Dac_code＝(b0+b1*x+b2*x^2+b3*x^3+b4*x^4)/b5

the b0, b1, b2, b3, b4 and b5 are constants, and the x is a brightness coding amount in a proportional relation with the brightness coding code; the power operation module includes: a logic unit and a multiplication unit; the logic unit is used for realizing the constant in the Chebyshev polynomial and the multiplication operation of the constant and the brightness code according to the brightness code; the multiplication unit is connected with the logic unit and is used for realizing the power operation in the Chebyshev polynomial formula according to the output result of the logic unit;

the addition module is connected with the power operation module and is used for adding the output result of the power operation module to realize addition operation in the polynomial and generate dimming codes of the exponent mapping circuit; the addition module is connected with the logic unit and the multiplication unit and is also used for adding the output result of the logic unit and the output result of the multiplication unit to realize addition operation in the polynomial and generate the dimming code.
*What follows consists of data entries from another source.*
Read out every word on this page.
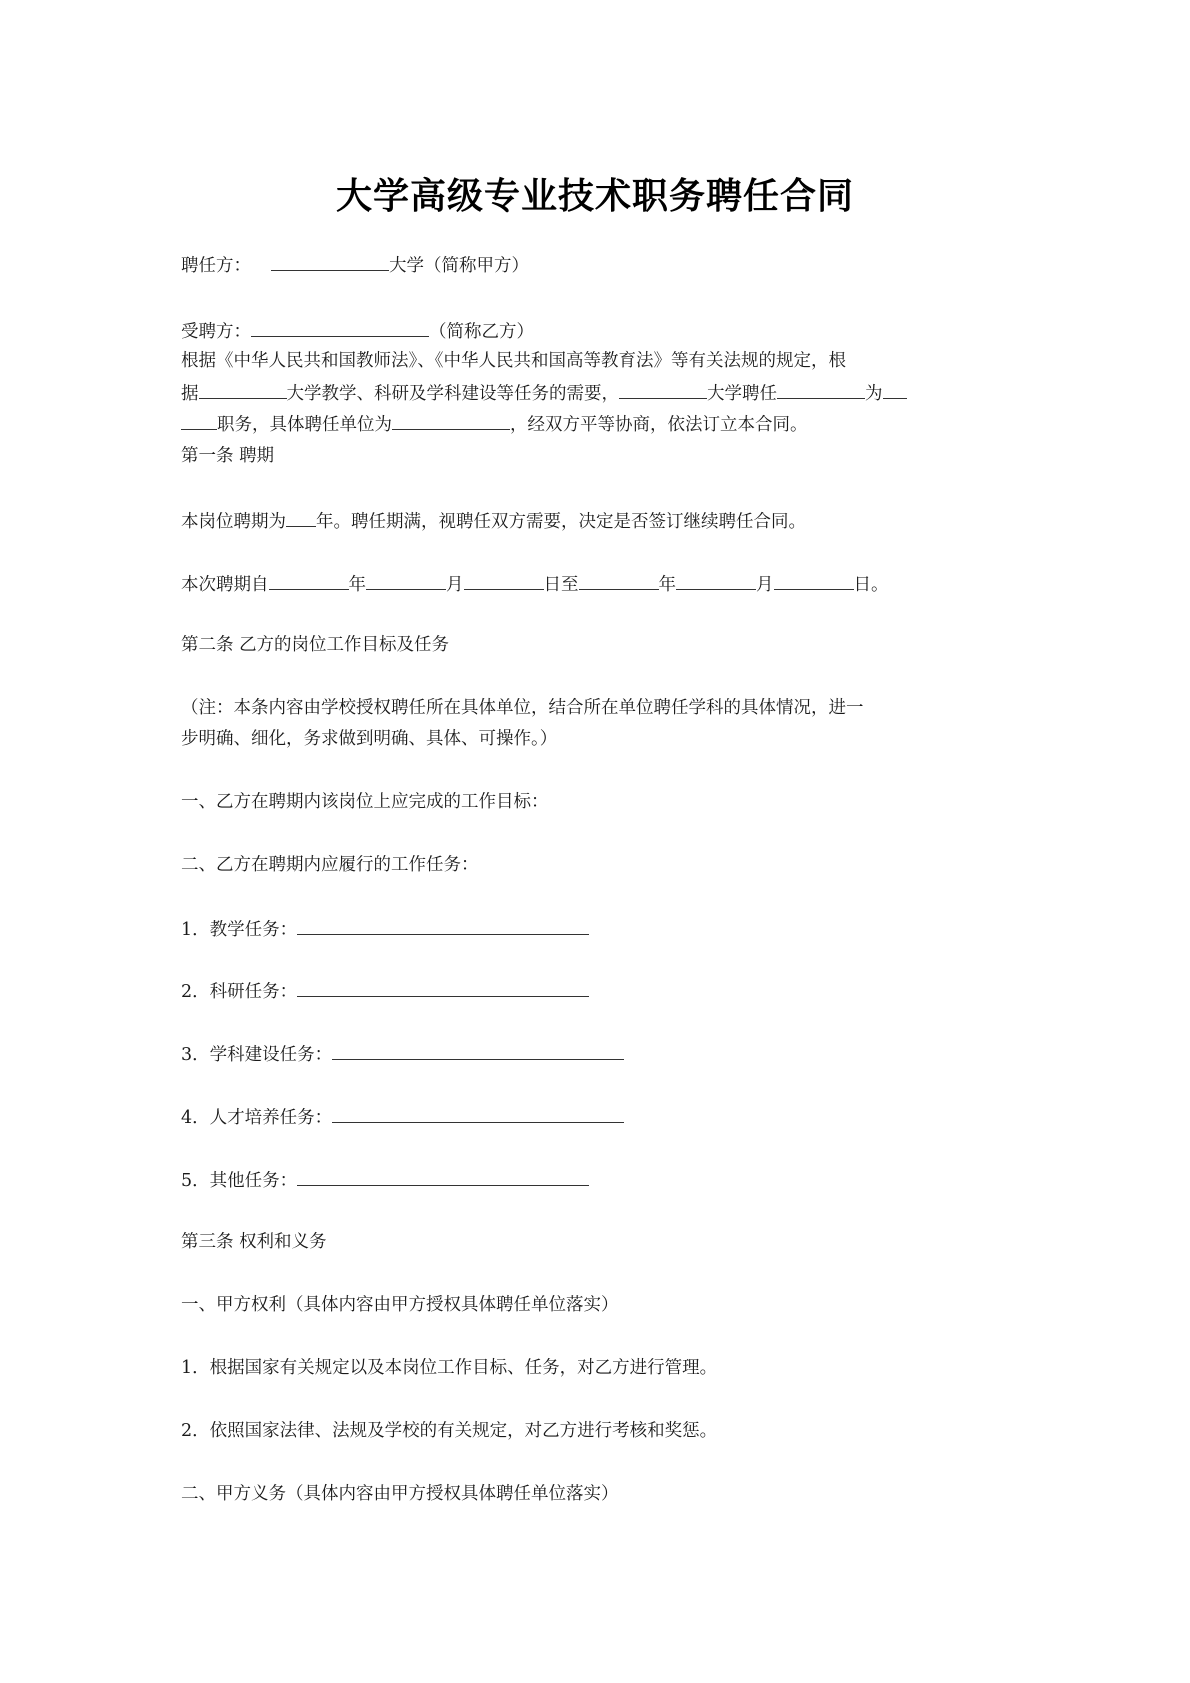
大学高级专业技术职务聘任合同
聘任方：	大学（简称甲方）
受聘方：	（简称乙方）
根据《中华人民共和国教师法》、《中华人民共和国高等教育法》等有关法规的规定，根
据	大学教学、科研及学科建设等任务的需要，	大学聘任	为
职务，具体聘任单位为	，经双方平等协商，依法订立本合同。
第一条 聘期
本岗位聘期为 年。聘任期满，视聘任双方需要，决定是否签订继续聘任合同。
本次聘期自	年	月	日至	年	月	日。
第二条 乙方的岗位工作目标及任务
（注：本条内容由学校授权聘任所在具体单位，结合所在单位聘任学科的具体情况，进一
步明确、细化，务求做到明确、具体、可操作。）
一、乙方在聘期内该岗位上应完成的工作目标：
二、乙方在聘期内应履行的工作任务：
1．教学任务：
2．科研任务：
3．学科建设任务：
4．人才培养任务：
5．其他任务：
第三条 权利和义务
一、甲方权利（具体内容由甲方授权具体聘任单位落实）
1．根据国家有关规定以及本岗位工作目标、任务，对乙方进行管理。
2．依照国家法律、法规及学校的有关规定，对乙方进行考核和奖惩。
二、甲方义务（具体内容由甲方授权具体聘任单位落实）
6. The exponent mapping circuit of claim 5, wherein the logic unit comprises: a logic subunit, a counting subunit, and a path selection subunit;

the logic subunit is used for outputting a constant in the chebyshev polynomial and a first single formula after multiplying the constant and the brightness code according to the brightness code;

the counting subunit is used for generating a counting signal;

the path selection subunit is connected with the counting subunit and the logic subunit and is used for outputting the corresponding first single formula according to the counting signal;

the multiplication unit is connected with the passage selection subunit and is used for outputting a second single formula corresponding to the power operation in the Chebyshev polynomial formula according to the counting signal and the first single formula;

the path selection subunit is further configured to obtain the second single form and a result output by the addition module, and output the result to the multiplication unit according to the count signal;

the multiplication unit is further configured to output the dimming code according to the count signal, the second single equation, and the result output by the addition module.

7. The exponent mapping circuit of claim 6 wherein the logic subunit is a combinational logic circuit.

8. The exponent mapping circuit of claim 6 wherein the exponent mapping circuit further comprises a buffer module;

the buffer module is connected with the multiplication unit and used for storing a second single form output by the multiplication unit.

9. An exponential dimming circuit, characterized by comprising an exponential mapping circuit as claimed in any one of claims 5-8;

the exponential dimming circuit further comprises a digital-to-analog conversion module;

the dimming code output by the index mapping circuit is output to the digital-to-analog conversion module;

the digital-to-analog conversion module is used for adjusting the driving current according to the dimming code so as to output exponential dimming curve current.

10. The exponential dimming circuit of claim 9, wherein the exponential dimming curve current satisfies the following formula:

I＝Dac_code*Imin

wherein, I is driving current, dac _code is dimming code output by the exponential mapping circuit, and Imin is conversion precision of the digital-to-analog conversion module.

11. The exponential dimming circuit of claim 10, wherein the exponential dimming curve current further satisfies a chebyshev polynomial equation of preset precision:

I＝e^((code*lna)/h)^h*Imin

wherein, the I is a driving current, the e is an euler number, the code is the luma code, and the h is the maximum value of the (code x lna); the a= (Imax/Imin)/(1/codemax), the Imax is the maximum value of the driving current, and the codemax is the maximum value of the brightness code.

12. An electronic device comprising the exponential mapping circuit of any one of claims 5-8, and/or the exponential dimming circuit of any one of claims 9-11.